Massachusetts Veterans Epidemiology and Research Information Center (MAVERIC), Veterans Affairs Boston Healthcare System, Boston, MA, USA.
Department of Medicine, Division of Aging, Brigham and Women's Hospital, Harvard Medical School, Boston, MA, USA.
BMC Cardiovasc Disord. 2020 Feb 26;20(1):92. doi: 10.1186/s12872-020-01384-6.
In a real-world setting, the effect of pulse rate measured at the time of diagnosis and serially during follow-up and management, on outcomes in heart failure with reduced ejection fraction (HFrEF), has not been well-studied. Furthermore, how beta-blockade use in a real-world situation modifies this relation between pulse rate and outcomes in HFrEF is not well-known. Hence, we identified a large, national, real-world cohort of HFrEF to examine the association of pulse rate and outcomes.
Using Veterans Affairs (VA) national electronic health records we identified incident HFrEF cases between 2006 and 2012. We examined the associations of both baseline and serially measured pulse rates, with mortality and days hospitalized per year for heart failure and for any cause, using crude and multivariable Cox proportional hazards and Poisson or negative binomial models, respectively. The exposure was examined as continuous, dichotomous, and categorical. Post-hoc analyses addressed the interaction of pulse rate and beta-blocker target dose.
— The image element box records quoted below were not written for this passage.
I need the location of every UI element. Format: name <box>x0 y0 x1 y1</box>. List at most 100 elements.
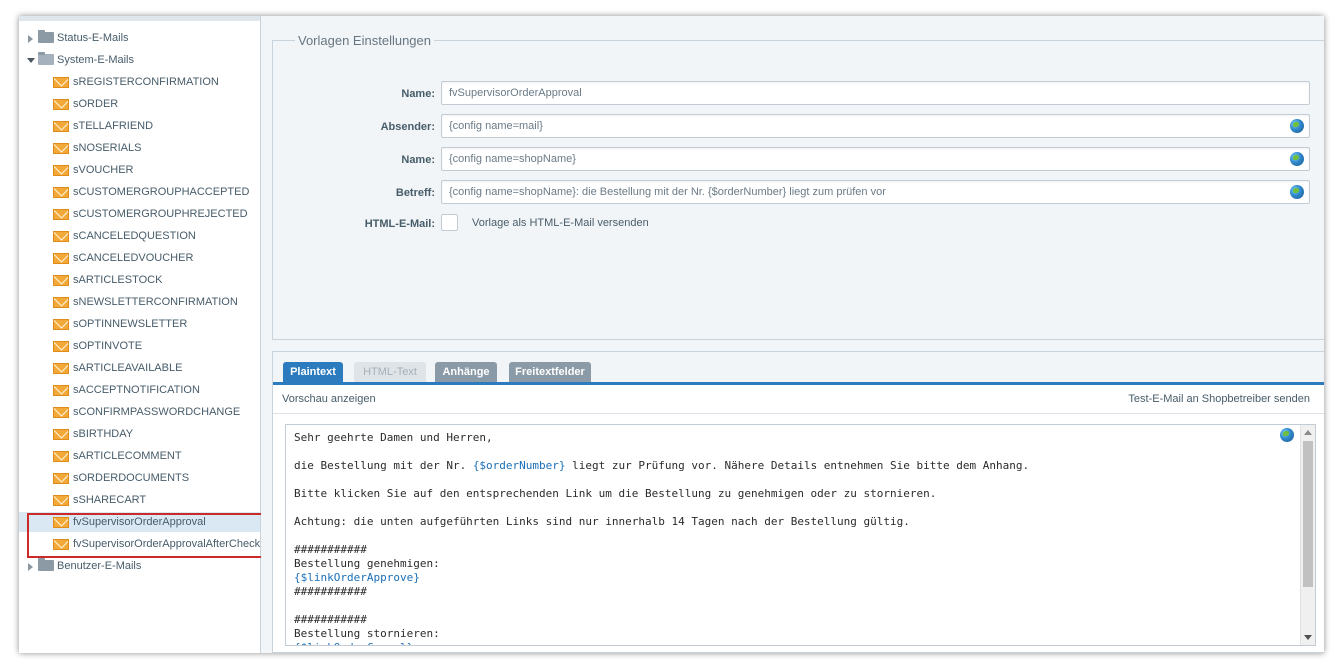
tree-item-mail-template[interactable]: sARTICLESTOCK <box>19 270 260 290</box>
tree-item-label: sCONFIRMPASSWORDCHANGE <box>73 406 241 418</box>
scroll-up-icon[interactable] <box>1304 430 1312 435</box>
tree-item-mail-template[interactable]: sOPTINNEWSLETTER <box>19 314 260 334</box>
envelope-icon <box>53 121 69 132</box>
tree-item-mail-template[interactable]: sNOSERIALS <box>19 138 260 158</box>
highlight-box <box>27 513 265 558</box>
tree-item-mail-template[interactable]: sARTICLECOMMENT <box>19 446 260 466</box>
envelope-icon <box>53 165 69 176</box>
tree-item-mail-template[interactable]: sCUSTOMERGROUPHREJECTED <box>19 204 260 224</box>
name-input[interactable] <box>441 81 1310 105</box>
tree-item-mail-template[interactable]: sVOUCHER <box>19 160 260 180</box>
tree-item-mail-template[interactable]: sORDERDOCUMENTS <box>19 468 260 488</box>
tree-item-mail-template[interactable]: sORDER <box>19 94 260 114</box>
tree-group-label: Benutzer-E-Mails <box>57 560 142 572</box>
folder-icon <box>38 558 54 571</box>
tree-group-status-emails[interactable]: Status-E-Mails <box>19 28 260 48</box>
tree-item-label: sACCEPTNOTIFICATION <box>73 384 200 396</box>
html-mail-row: HTML-E-Mail: Vorlage als HTML-E-Mail ver… <box>273 213 1324 239</box>
tree-item-label: sCUSTOMERGROUPHACCEPTED <box>73 186 250 198</box>
translate-globe-icon[interactable] <box>1290 119 1304 133</box>
envelope-icon <box>53 209 69 220</box>
vertical-scrollbar[interactable] <box>1300 425 1315 645</box>
envelope-icon <box>53 143 69 154</box>
tree-item-label: sVOUCHER <box>73 164 134 176</box>
template-variable: {$linkOrderApprove} <box>294 571 420 584</box>
sender-label: Absender: <box>380 121 435 133</box>
translate-globe-icon[interactable] <box>1290 152 1304 166</box>
template-variable: {$linkOrderCancel} <box>294 641 413 645</box>
name-label: Name: <box>401 88 435 100</box>
html-mail-checkbox[interactable] <box>441 214 458 231</box>
subject-label: Betreff: <box>395 187 435 199</box>
send-test-mail-button[interactable]: Test-E-Mail an Shopbetreiber senden <box>1128 393 1310 405</box>
tree-item-mail-template[interactable]: sSHARECART <box>19 490 260 510</box>
tab-html-text[interactable]: HTML-Text <box>354 362 426 382</box>
name-row: Name: <box>273 81 1324 107</box>
envelope-icon <box>53 385 69 396</box>
tab-freetext-fields[interactable]: Freitextfelder <box>509 362 591 382</box>
tree-group-system-emails[interactable]: System-E-Mails <box>19 50 260 70</box>
subject-input[interactable] <box>441 180 1310 204</box>
tree-item-mail-template[interactable]: sTELLAFRIEND <box>19 116 260 136</box>
envelope-icon <box>53 231 69 242</box>
envelope-icon <box>53 429 69 440</box>
collapse-arrow-icon[interactable] <box>27 58 35 63</box>
tree-item-label: sSHARECART <box>73 494 147 506</box>
scrollbar-thumb[interactable] <box>1303 441 1313 587</box>
tree-item-mail-template[interactable]: sACCEPTNOTIFICATION <box>19 380 260 400</box>
tree-item-label: sARTICLESTOCK <box>73 274 163 286</box>
open-folder-icon <box>38 52 54 65</box>
tree-item-mail-template[interactable]: sCONFIRMPASSWORDCHANGE <box>19 402 260 422</box>
expand-arrow-icon[interactable] <box>28 563 33 571</box>
envelope-icon <box>53 495 69 506</box>
envelope-icon <box>53 275 69 286</box>
tree-item-mail-template[interactable]: sREGISTERCONFIRMATION <box>19 72 260 92</box>
sender-input[interactable] <box>441 114 1310 138</box>
tree-item-label: sNOSERIALS <box>73 142 142 154</box>
tree-group-label: System-E-Mails <box>57 54 135 66</box>
tree-item-label: sCANCELEDVOUCHER <box>73 252 194 264</box>
tree-item-mail-template[interactable]: sCANCELEDQUESTION <box>19 226 260 246</box>
sender-name-input[interactable] <box>441 147 1310 171</box>
envelope-icon <box>53 77 69 88</box>
tree-top-border <box>19 16 260 21</box>
tree-item-label: sNEWSLETTERCONFIRMATION <box>73 296 238 308</box>
tree-item-label: sREGISTERCONFIRMATION <box>73 76 219 88</box>
sender-name-row: Name: <box>273 147 1324 173</box>
tab-attachments[interactable]: Anhänge <box>435 362 497 382</box>
tree-item-label: sARTICLECOMMENT <box>73 450 182 462</box>
html-mail-label: HTML-E-Mail: <box>364 218 435 230</box>
tree-item-label: sORDERDOCUMENTS <box>73 472 190 484</box>
template-settings-fieldset: Name: Absender: Name: Betreff: HTML-E-Ma… <box>272 40 1324 340</box>
tree-item-mail-template[interactable]: sNEWSLETTERCONFIRMATION <box>19 292 260 312</box>
tree-item-label: sTELLAFRIEND <box>73 120 154 132</box>
tree-item-label: sOPTINVOTE <box>73 340 143 352</box>
plaintext-editor[interactable]: Sehr geehrte Damen und Herren, die Beste… <box>285 424 1316 646</box>
tree-item-mail-template[interactable]: sCUSTOMERGROUPHACCEPTED <box>19 182 260 202</box>
envelope-icon <box>53 341 69 352</box>
translate-globe-icon[interactable] <box>1280 428 1294 442</box>
envelope-icon <box>53 297 69 308</box>
app-window: Status-E-Mails System-E-Mails sREGISTERC… <box>19 16 1324 653</box>
fieldset-legend: Vorlagen Einstellungen <box>295 33 434 48</box>
tree-item-mail-template[interactable]: sCANCELEDVOUCHER <box>19 248 260 268</box>
settings-panel: Name: Absender: Name: Betreff: HTML-E-Ma… <box>261 16 1324 653</box>
editor-content[interactable]: Sehr geehrte Damen und Herren, die Beste… <box>294 431 1029 645</box>
envelope-icon <box>53 319 69 330</box>
tree-item-mail-template[interactable]: sOPTINVOTE <box>19 336 260 356</box>
tree-item-mail-template[interactable]: sARTICLEAVAILABLE <box>19 358 260 378</box>
tree-item-mail-template[interactable]: sBIRTHDAY <box>19 424 260 444</box>
preview-button[interactable]: Vorschau anzeigen <box>282 393 376 405</box>
translate-globe-icon[interactable] <box>1290 185 1304 199</box>
envelope-icon <box>53 99 69 110</box>
sender-row: Absender: <box>273 114 1324 140</box>
envelope-icon <box>53 253 69 264</box>
tab-plaintext[interactable]: Plaintext <box>283 362 343 382</box>
scroll-down-icon[interactable] <box>1304 635 1312 640</box>
content-tabs: Plaintext HTML-Text Anhänge Freitextfeld… <box>272 351 1324 653</box>
editor-toolbar: Vorschau anzeigen Test-E-Mail an Shopbet… <box>273 385 1324 414</box>
tree-item-label: sCUSTOMERGROUPHREJECTED <box>73 208 248 220</box>
tree-group-user-emails[interactable]: Benutzer-E-Mails <box>19 556 260 576</box>
expand-arrow-icon[interactable] <box>28 35 33 43</box>
envelope-icon <box>53 473 69 484</box>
We identified 51,194 incident HFrEF cases (67 ± 12 years, 98% male, 77% white. A significant positive, near linear relationship was observed for both baseline and serially measured pulse rates with all-cause mortality, all-cause hospitalization and heart failure hospitalization after adjusting for covariates including beta-blocker use. Patients who had a pulse rate ≥ 70 bpm in the past 6 months had 36% (95% CI: 31-42%), 25% (95% CI: 19-32%), and 51% (95% CI: 33-72%) increased rates of mortality, all-cause hospitalization, and heart failure hospitalization, respectively, compared to patients with pulse rates < 70 bpm. A minority of subjects (15%) were treated with guideline directed beta blockade ≥50% of recommended target dose, among whom better outcomes were seen compared to those who did not achieve target dose in patients with pulse rates both above and below 70 beats per minute.
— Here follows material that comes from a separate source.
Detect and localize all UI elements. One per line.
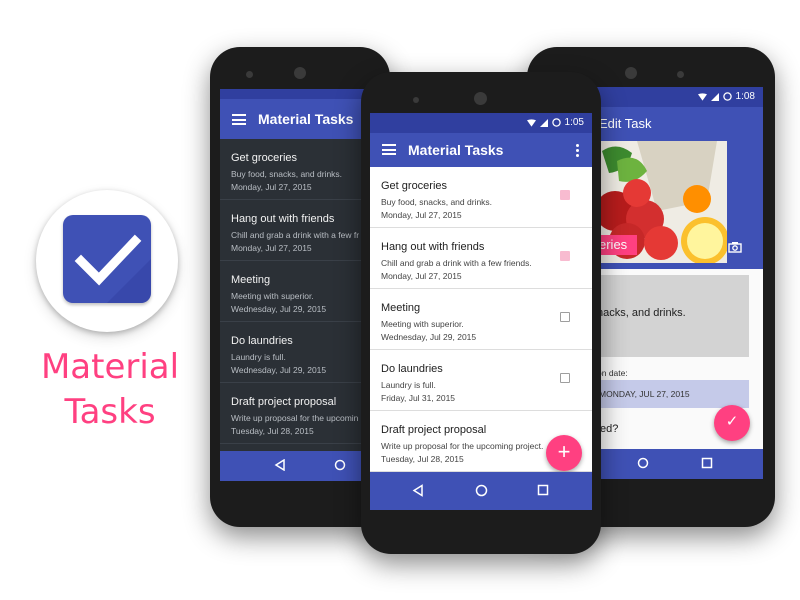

High pulse rate, both at the time of diagnosis and during follow-up, is strongly associated with increased risk of adverse outcomes in HFrEF patients, independent of the use of beta-blockers. In a real-world setting, the majority of HFrEF patients do not achieve target dose of beta-blockade; greater use of strategies to reduce heart rate may improve outcomes in HFrEF.
在真实环境中,脉搏率在诊断时和随访期间连续测量的效果,对射血分数降低的心力衰竭(HFrEF)的结局的影响,尚未得到很好的研究。此外,在真实情况下,β受体阻滞剂的使用如何改变 HFrEF 中脉搏率与结局之间的这种关系尚不清楚。因此,我们确定了一个大型的全国性真实世界队列,以检查脉搏率与结局之间的关系。
使用退伍军人事务部(VA)全国电子健康记录,我们在 2006 年至 2012 年间确定了 HFrEF 的新发病例。我们使用未经调整和多变量 Cox 比例风险和泊松或负二项模型,分别使用粗模型和多变量 Cox 比例风险和泊松或负二项模型,检查了基线和连续测量的脉搏率与死亡率以及每年因心力衰竭和任何原因住院的天数之间的关联。该暴露被作为连续、二分类和分类变量进行检查。事后分析解决了脉搏率和β受体阻滞剂目标剂量之间的相互作用。
我们确定了 51194 例 HFrEF 新发病例(67±12 岁,98%为男性,77%为白人)。在调整了包括β受体阻滞剂使用在内的协变量后,基线和连续测量的脉搏率与全因死亡率、全因住院和心力衰竭住院均呈显著正相关,接近线性关系。在过去 6 个月内脉搏率≥70bpm 的患者,死亡率、全因住院和心力衰竭住院的发生率分别增加 36%(95%CI:31-42%)、25%(95%CI:19-32%)和 51%(95%CI:33-72%),而脉搏率<70bpm 的患者则增加。只有少数患者(15%)接受了指南推荐的β受体阻滞剂治疗,目标剂量达到≥50%,与未达到目标剂量的患者相比,在脉搏率高于和低于 70 次/分钟的患者中,β受体阻滞剂治疗均有更好的结局。
在 HFrEF 患者中,无论是在诊断时还是在随访期间,高脉搏率与不良结局的风险增加密切相关,这与β受体阻滞剂的使用无关。在真实环境中,大多数 HFrEF 患者未能达到β受体阻滞剂的目标剂量;更多地使用降低心率的策略可能会改善 HFrEF 的结局。